La agente resopló; le desquiciaba tanto Maia como la idea de que ella fuera su compañera en esta misión. Lo cierto es que Jessica Fisher siempre ha sido una loba solitaria que prefería hacer las cosas por sí sola, sin ayuda de nadie. Según ella, era la mejor forma de mejorar, si bien ignoraba que ella era su peor enemiga.

Había sido la compañera del agente Moore durante los últimos meses y, pese a que tardó en acostumbrarse a tener a alguien con quien compartir su trabajo, avances e ideas, terminó por hacerlo. Y no solo eso. Había sido la compañera del agente Moore durante meses y, aunque al principio se vio molesta por tener que compartir su trabajo e ideas con alguien, terminó acostumbrándose. Y no solo eso. Cuando Max no aparecía en el trabajo o cuando no respondía a sus llamadas —algo que rara vez ocurría—, para Fisher el día se volvía un poco grisáceo, como esas tardes de otoño lluviosos que nos obligan a quedarnos en casa tras un verano soleado.

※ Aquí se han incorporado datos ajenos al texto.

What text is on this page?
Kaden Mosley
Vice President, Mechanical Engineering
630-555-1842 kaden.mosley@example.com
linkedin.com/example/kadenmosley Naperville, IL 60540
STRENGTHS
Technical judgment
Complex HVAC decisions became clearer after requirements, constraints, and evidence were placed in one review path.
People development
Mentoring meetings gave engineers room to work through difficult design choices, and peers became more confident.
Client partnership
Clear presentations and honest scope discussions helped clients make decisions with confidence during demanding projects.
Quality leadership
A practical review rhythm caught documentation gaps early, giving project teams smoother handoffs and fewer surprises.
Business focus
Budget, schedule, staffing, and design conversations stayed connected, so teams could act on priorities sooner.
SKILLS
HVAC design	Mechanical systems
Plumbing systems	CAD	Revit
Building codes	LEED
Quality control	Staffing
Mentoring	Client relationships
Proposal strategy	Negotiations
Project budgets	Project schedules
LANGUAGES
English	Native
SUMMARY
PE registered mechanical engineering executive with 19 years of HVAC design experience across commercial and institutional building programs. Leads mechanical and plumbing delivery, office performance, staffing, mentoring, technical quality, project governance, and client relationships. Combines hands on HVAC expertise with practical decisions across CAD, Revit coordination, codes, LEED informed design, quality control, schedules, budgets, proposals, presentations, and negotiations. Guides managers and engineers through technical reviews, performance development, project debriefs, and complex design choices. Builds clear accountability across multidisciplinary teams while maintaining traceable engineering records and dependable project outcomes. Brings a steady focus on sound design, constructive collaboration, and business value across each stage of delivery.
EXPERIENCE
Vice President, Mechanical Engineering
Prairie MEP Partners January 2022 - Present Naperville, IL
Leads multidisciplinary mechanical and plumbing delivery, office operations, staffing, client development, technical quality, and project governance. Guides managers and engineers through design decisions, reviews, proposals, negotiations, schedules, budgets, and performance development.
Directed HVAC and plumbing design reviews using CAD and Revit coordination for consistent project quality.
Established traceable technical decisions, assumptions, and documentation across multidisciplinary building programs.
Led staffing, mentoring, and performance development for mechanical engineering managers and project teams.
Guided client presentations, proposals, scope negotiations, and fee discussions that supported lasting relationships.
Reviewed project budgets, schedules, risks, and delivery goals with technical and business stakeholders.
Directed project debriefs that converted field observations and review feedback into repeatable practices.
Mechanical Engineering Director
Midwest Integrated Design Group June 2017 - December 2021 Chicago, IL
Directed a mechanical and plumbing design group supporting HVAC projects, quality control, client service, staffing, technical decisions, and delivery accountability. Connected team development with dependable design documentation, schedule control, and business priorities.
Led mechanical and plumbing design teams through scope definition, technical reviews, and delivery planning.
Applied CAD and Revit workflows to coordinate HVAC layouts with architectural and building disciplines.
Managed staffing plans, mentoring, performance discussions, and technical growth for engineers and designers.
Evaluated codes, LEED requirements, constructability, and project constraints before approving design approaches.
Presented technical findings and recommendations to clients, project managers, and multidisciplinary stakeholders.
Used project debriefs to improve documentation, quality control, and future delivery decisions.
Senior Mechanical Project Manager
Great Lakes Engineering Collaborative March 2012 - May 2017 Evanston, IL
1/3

La puerta de cristal del despacho se abrió de improviso. Max Moore asomó la cabeza y les avisó a Maia y a Jessica que el tiempo de entrenamiento había terminado por ese día. Con una sonrisa ladeada dibujada en los labios, Maia se levantó del sillón acolchado del que se había adueñado y se despidió de la agente.

Max y Maia caminaron juntos hasta alcanzar el sótano de las instalaciones. Tan solo habían pasado dos días desde que la joven había llegado allí, pero fue suficiente para que el edificio se llenara de científicos de bata blanca y agentes con placa, porra y pistola a la cintura. Los pasillos ya no se veían (ni se sentían) tan vacíos o silenciosos. Las puertas se abrían y se cerraban, el personal caminaba de aquí para allí y los agentes vigilaban cada esquina, entrada y salida. Lo que más le llamó la atención a Maia fue la gran variedad de idiomas que se escuchaban, todas las nacionalidades que podían unirse en una misma sala; todas unidas para enfrentarse a una amenaza común cada vez más fuerte.

Una que Maia debía ayudar a eliminar. ¿Cómo? Aún no sabía cómo. Conocía el protocolo y los pasos que seguiría al llegar al Otro Lado. Sin embargo, aún no sabía cómo iba a hacerlo.

Todavía no le habían enseñado nada sobre sus habilidades. Y de todo aquello, era lo que más fascinaba a Maia.

―Una semana atrás una pequeña ciudad del norte de Francia sufrió un ataque ―dijo de pronto Max, algo que despertó el interés de la joven―. Una casa de campo ardió en llamas y, cuando el fuego entró en contacto con el gas, explotó.

―¿Qué ocurrió después?

―Afortunadamente solo hubo un fallecido, ningún herido ―agregó tras girar hacia la derecha en una esquina―: una mujer de mediana edad. La noticia solo apareció en el periódico local, que aseguraba que el incendio se produjo a causa de una cerilla mal apagada.

―Pero no fue así. ―Maia ya iba aprendiendo que no todo ocurre por casualidad o por accidente.

―Alguien había entrado en la casa de campo, husmeado en los armarios y provocado un incendio para ocultar sus huellas. O eso creemos. De todos modos, mis compañeros de Francia prefirieron no arriesgarse y activaron las alarmas.

No tardaron mucho en llegar al sótano, donde se había instalado un pequeño gimnasio en el que Maia, junto a Max, había comenzado a mejorar sus pésimas habilidades de combate. La agente Fisher no creyó que fuera necesario someter a Maia a tantos entrenamientos, pero el director del SIM creyó que cuanto mejor preparada estuviese Maia para viajar al Otro Lado, más probabilidades habría de que la misión fuera un éxito.

Max encendió las luces y, rodeados de cintas de correr, bicis estáticas y pesas, el chico colocó una gran colchoneta en el centro. Buscó los guantes de boxeo y se los lanzó a Maia.

―¿Cómo te ha ido con Jessica?

A Maia le resultaba mucho más agradable pasar las horas con Max que con su compañera. Al menos, él era experto en sacar diferentes temas de conversación, más allá de la misión. Por eso mismo, Maia se animó a recitar:

―Si dudas durante un segundo, todo acabará.

Max se rió.

―Eres demasiado dura con ella ―admitió, aun con una sonrisa en los labios.

―Ella es demasiado dura consigo misma, y con el resto ―agregó en última instancia la joven.

―No siempre es tan seria.

―Si tú lo dices...

Maia terminó por prepararse. Tras fundarse los guantes, dio unos pequeños saltitos, giro la cabeza con suavidad y sacudió las manos. Estaba lista para comenzar con el entrenamiento. Para eso, y para ser derrotada en combate, una vez más, por Max Moore.